I will give you a new heart and put a new spirit in you; I will remove from you your heart of stone and give you a heart of flesh.

However, I believe this new heart does not come overnight. We work out our salvation; sanctification is about process. We are transformed from glory to glory, being washed with the truth of the word, learning to walk in fellowship with Holy Spirit, submitting ourselves to the process of healing and restoration, listening to his voice, receiving his love which drives out all the fears that stop us from trusting, learning to be dependent, leaning not on our own understanding but his. It is a journey of growing in the knowledge of him, learning to abide, to stay in the place of connectedness. That connection is the focus. It is a fundamental. As we lean in to the connection, removing anything that gets in the way of being close to him, we discover that we have changed, not by striving but by focussing on being with him.

Remaining in him has to be the greatest deterrent to deception.

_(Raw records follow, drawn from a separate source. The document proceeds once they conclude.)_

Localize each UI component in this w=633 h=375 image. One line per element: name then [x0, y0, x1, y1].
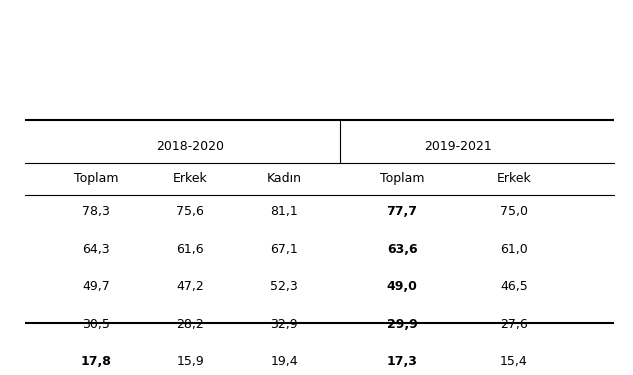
- Text: 67,1: 67,1: [270, 243, 298, 256]
- Text: 30,5: 30,5: [82, 318, 110, 331]
- Text: Kadın: Kadın: [267, 172, 302, 184]
- Text: 75,6: 75,6: [176, 206, 204, 218]
- Text: 52,3: 52,3: [270, 280, 298, 293]
- Text: 46,5: 46,5: [500, 280, 528, 293]
- Text: 61,6: 61,6: [177, 243, 204, 256]
- Text: 17,3: 17,3: [387, 356, 418, 368]
- Text: Toplam: Toplam: [73, 172, 118, 184]
- Text: 77,7: 77,7: [387, 206, 418, 218]
- Text: 2018-2020: 2018-2020: [156, 140, 224, 153]
- Text: 19,4: 19,4: [270, 356, 298, 368]
- Text: 15,9: 15,9: [176, 356, 204, 368]
- Text: 81,1: 81,1: [270, 206, 298, 218]
- Text: 61,0: 61,0: [500, 243, 528, 256]
- Text: 63,6: 63,6: [387, 243, 417, 256]
- Text: 49,7: 49,7: [82, 280, 110, 293]
- Text: 78,3: 78,3: [82, 206, 110, 218]
- Text: 47,2: 47,2: [176, 280, 204, 293]
- Text: 49,0: 49,0: [387, 280, 418, 293]
- Text: Erkek: Erkek: [173, 172, 208, 184]
- Text: 15,4: 15,4: [500, 356, 528, 368]
- Text: 2019-2021: 2019-2021: [424, 140, 492, 153]
- Text: Toplam: Toplam: [380, 172, 424, 184]
- Text: 75,0: 75,0: [500, 206, 528, 218]
- Text: Erkek: Erkek: [496, 172, 531, 184]
- Text: 32,9: 32,9: [270, 318, 298, 331]
- Text: 27,6: 27,6: [500, 318, 528, 331]
- Text: 29,9: 29,9: [387, 318, 417, 331]
- Text: 17,8: 17,8: [80, 356, 111, 368]
- Text: 28,2: 28,2: [176, 318, 204, 331]
- Text: 64,3: 64,3: [82, 243, 110, 256]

How can you be deceived when you abide in the One who is Truth?

I believe that there is another key. We have already mentioned the humility of acknowledging our weakness, of submitting to the Father but humility has another aspect that is important here. Orphans function in isolation, in disconnect. One of the other reconciliations, apart from us being joined with the Godhead, is the reconciliation of community. God did not plan for us to just be little islands, individually connected to him. He is all about community. He lives in a perfect, harmonious community of the trinity and he draws us into community in him and with one another. James 5:19-20 tells us:

My brothers and sisters, if one of you should wander from the truth and someone should bring that person back, remember this: Whoever turns a sinner from the error of their way will save them from death and cover over a multitude of sins.

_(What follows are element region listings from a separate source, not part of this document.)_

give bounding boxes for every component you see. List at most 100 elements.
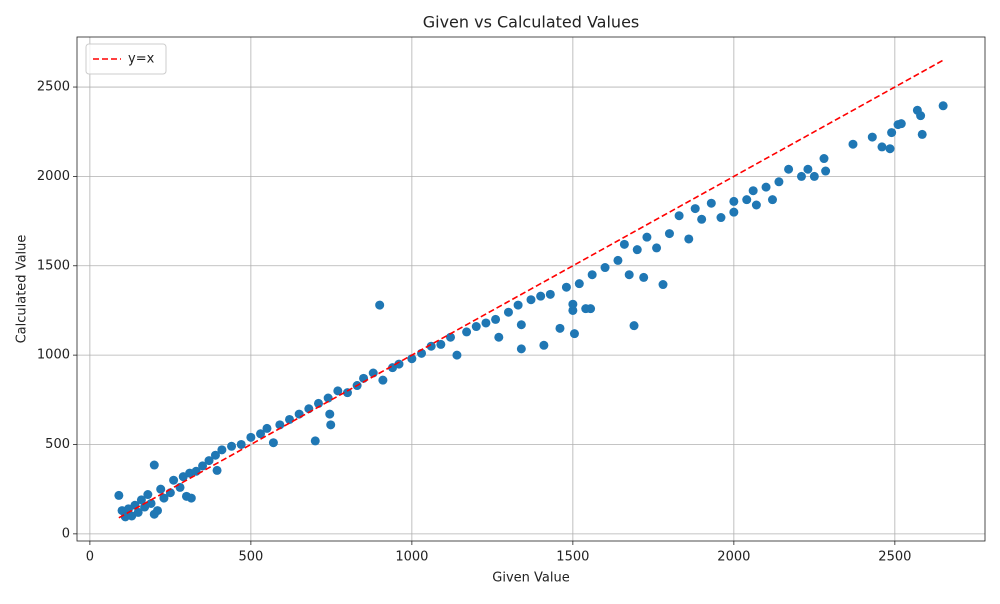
scatter-point bbox=[246, 432, 256, 442]
y-axis-label: Calculated Value bbox=[15, 235, 30, 344]
scatter-point bbox=[619, 239, 629, 249]
y-tick-label: 1000 bbox=[37, 348, 70, 363]
scatter-point bbox=[262, 423, 272, 433]
scatter-point bbox=[600, 263, 610, 273]
scatter-point bbox=[407, 354, 417, 364]
legend-box bbox=[85, 43, 167, 75]
scatter-point bbox=[516, 344, 526, 354]
scatter-point bbox=[481, 318, 491, 328]
scatter-point bbox=[561, 282, 571, 292]
x-tick-label: 1500 bbox=[556, 550, 589, 565]
scatter-point bbox=[706, 198, 716, 208]
x-tick-label: 0 bbox=[86, 550, 94, 565]
scatter-point bbox=[156, 484, 166, 494]
scatter-point bbox=[642, 232, 652, 242]
scatter-point bbox=[436, 339, 446, 349]
scatter-point bbox=[426, 341, 436, 351]
scatter-point bbox=[268, 438, 278, 448]
scatter-point bbox=[394, 359, 404, 369]
scatter-point bbox=[136, 495, 146, 505]
y-tick-label: 0 bbox=[62, 526, 70, 541]
scatter-point bbox=[658, 280, 668, 290]
scatter-point bbox=[198, 461, 208, 471]
scatter-point bbox=[114, 490, 124, 500]
y-tick-label: 1500 bbox=[37, 258, 70, 273]
scatter-point bbox=[796, 171, 806, 181]
scatter-point bbox=[639, 272, 649, 282]
scatter-point bbox=[323, 393, 333, 403]
scatter-point bbox=[285, 414, 295, 424]
scatter-point bbox=[256, 429, 266, 439]
scatter-point bbox=[574, 279, 584, 289]
scatter-point bbox=[375, 300, 385, 310]
scatter-point bbox=[748, 186, 758, 196]
scatter-point bbox=[761, 182, 771, 192]
scatter-point bbox=[146, 498, 156, 508]
scatter-point bbox=[916, 111, 926, 121]
scatter-point bbox=[494, 332, 504, 342]
scatter-point bbox=[877, 142, 887, 152]
scatter-point bbox=[227, 441, 237, 451]
legend: y=x bbox=[85, 43, 167, 75]
scatter-point bbox=[326, 420, 336, 430]
scatter-point bbox=[539, 340, 549, 350]
y-tick-label: 2000 bbox=[37, 169, 70, 184]
scatter-point bbox=[503, 307, 513, 317]
scatter-point bbox=[536, 291, 546, 301]
reference-line bbox=[118, 59, 944, 519]
scatter-point bbox=[697, 214, 707, 224]
scatter-point bbox=[310, 436, 320, 446]
scatter-point bbox=[212, 465, 222, 475]
scatter-point bbox=[446, 332, 456, 342]
scatter-point bbox=[629, 321, 639, 331]
scatter-point bbox=[133, 507, 143, 517]
scatter-point bbox=[821, 166, 831, 176]
scatter-point bbox=[159, 493, 169, 503]
plot-frame bbox=[76, 36, 986, 542]
scatter-point bbox=[887, 128, 897, 138]
scatter-point bbox=[664, 229, 674, 239]
scatter-point bbox=[624, 270, 634, 280]
scatter-point bbox=[471, 322, 481, 332]
scatter-point bbox=[938, 101, 948, 111]
scatter-point bbox=[175, 482, 185, 492]
scatter-point bbox=[526, 295, 536, 305]
y-tick-label: 500 bbox=[45, 437, 70, 452]
scatter-point bbox=[684, 234, 694, 244]
scatter-point bbox=[767, 195, 777, 205]
scatter-point bbox=[586, 304, 596, 314]
x-tick-label: 1000 bbox=[395, 550, 428, 565]
scatter-point bbox=[867, 132, 877, 142]
scatter-point bbox=[333, 386, 343, 396]
scatter-point bbox=[217, 445, 227, 455]
scatter-point bbox=[613, 255, 623, 265]
scatter-point bbox=[568, 299, 578, 309]
scatter-point bbox=[555, 323, 565, 333]
scatter-point bbox=[917, 129, 927, 139]
chart-title: Given vs Calculated Values bbox=[423, 13, 640, 32]
scatter-point bbox=[690, 204, 700, 214]
scatter-point bbox=[545, 289, 555, 299]
legend-label: y=x bbox=[128, 52, 155, 67]
scatter-point bbox=[378, 375, 388, 385]
scatter-point bbox=[652, 243, 662, 253]
scatter-point bbox=[513, 300, 523, 310]
scatter-point bbox=[674, 211, 684, 221]
scatter-point bbox=[742, 195, 752, 205]
scatter-point bbox=[204, 456, 214, 466]
scatter-point bbox=[751, 200, 761, 210]
scatter-point bbox=[149, 460, 159, 470]
x-tick-label: 500 bbox=[238, 550, 263, 565]
scatter-point bbox=[143, 490, 153, 500]
scatter-point bbox=[516, 320, 526, 330]
scatter-point bbox=[275, 420, 285, 430]
scatter-point bbox=[236, 439, 246, 449]
scatter-point bbox=[848, 139, 858, 149]
scatter-point bbox=[569, 329, 579, 339]
scatter-point bbox=[819, 154, 829, 164]
scatter-point bbox=[210, 450, 220, 460]
scatter-point bbox=[491, 314, 501, 324]
scatter-point bbox=[186, 493, 196, 503]
scatter-point bbox=[729, 196, 739, 206]
scatter-point bbox=[729, 207, 739, 217]
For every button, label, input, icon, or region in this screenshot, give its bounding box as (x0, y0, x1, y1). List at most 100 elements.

I have blindspots. I need, oh, how I need, others to help me see the truth. I don’t want to end up wandering down ways that lead to any kind of death! So, part of this process of sanctification is being submitted to one another, to those around us. This includes being willing to learn, even from those younger than us. It is my privilege to be in a kind of mentoring role with several people who are significantly younger than me. One of the things I always say is that the discipleship journey that we walk together is never one way. The relationship that develops as I do life alongside them benefits me too. It is unusual for me to come away from a session with one of them without something that speaks to me. I am challenged by their lives, I am encouraged by their relationship with God, the different ways they engage with the Spirit and so often the conversation makes me ponder my own walk with the Spirit. But I also have those that I deliberately submit myself to, who know me well, understand the call of God on my life, pray for me and a to whom I have given permission to speak into what they see in me, especially if they see me going off track.

Firstly, I am going to God and asking him direct about things. But I am also talking things through with those close ones who ask insightful questions and help me see where wrong beliefs about myself or God might be causing deception. I am so grateful for these voices in my life, who help me continue to walk in truth. Imagine if Eve had paused and talked to God about what the snake was saying, or pondered with Adam first about this moment, involving God in that equation as they prayed together for wisdom! I’ll stop there for now.

Next time, I’ll consider some more safeguards against deception but for now, I’ll leave with these questions …

How do you engage with restoring your heart beliefs to truth?

Are you abiding in the vine that is Jesus?

Do you have ‘soul-friends’, close friends willing to speak truth to you, to do life alongside you?